City to rule on the future of crumbled building today

May 22, 2000|By Mike Farabaugh | Mike Farabaugh,SUN STAFF

The owners of a Union Square tavern expect to learn today if the city will tear down what is left of their $125,000 investment, which partially collapsed Saturday, or risk bracing rear and side walls so repairs can be made.

None of the workers installing wallboard inside the 160-year-old building at Little Hollins Street and Arlington Avenue in Southwest Baltimore was injured when a major portion of the front wall suddenly caved in. A neighborhood resident, who had just left Glen and Nan's Beer Garden and Cafe with a cup of coffee, suffered a head injury that required stitches, according to fire officials.

"We had a private engineer take a look at it [yesterday] and he said it would be risky to try to save the building, but it might be possible," said Glen Taylor, one of the owners who lives across Arlington Avenue from the tavern. "I blame the people from CHAP [Committee for Historical and Architectural Preservation] because they wouldn't let us do what we wanted to do."

Attempts to reach officials of CHAP, a municipal agency, were unsuccessful yesterday.

Taylor and co-owner Nan Bosley said they wanted to install metal doors and windows, but were told by CHAP officials that they had to retain the wood.
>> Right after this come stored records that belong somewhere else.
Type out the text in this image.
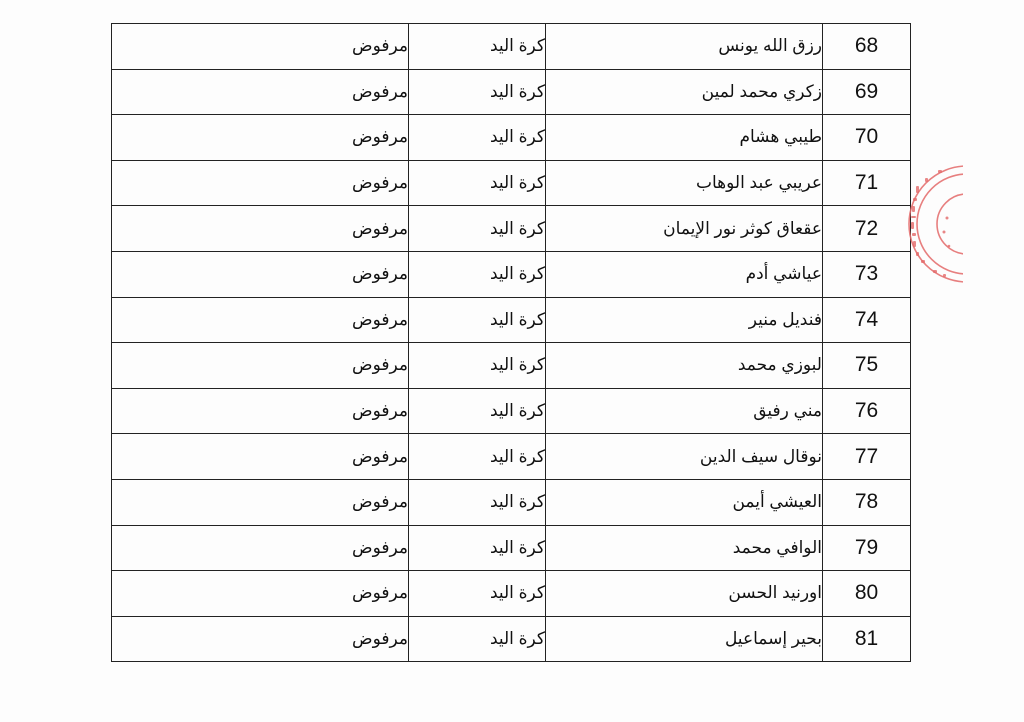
68	رزق الله يونس	كرة اليد	مرفوض
69	زكري محمد لمين	كرة اليد	مرفوض
70	طيبي هشام	كرة اليد	مرفوض
71	عريبي عبد الوهاب	كرة اليد	مرفوض
72	عقعاق كوثر نور الإيمان	كرة اليد	مرفوض
73	عياشي أدم	كرة اليد	مرفوض
74	فنديل منير	كرة اليد	مرفوض
75	لبوزي محمد	كرة اليد	مرفوض
76	مني رفيق	كرة اليد	مرفوض
77	نوقال سيف الدين	كرة اليد	مرفوض
78	العيشي أيمن	كرة اليد	مرفوض
79	الوافي محمد	كرة اليد	مرفوض
80	اورنيد الحسن	كرة اليد	مرفوض
81	بحير إسماعيل	كرة اليد	مرفوض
Taylor said he had rebuilt a section in the back of the building after repairing brick and replacing mortar. He wanted to do that in the front, removing windows and installing brick or cinder block with a brick facade.

"They wouldn't let us do it that way," he said.

If city officials decide the structure must be razed, Taylor and Bosley said it wouldn't end their dream "to restore life in the neighborhood."

"If I have to rebuild, I will, but with a two-story building, and I'll move in and live on the second floor," Taylor said. "I've lived here 40 years."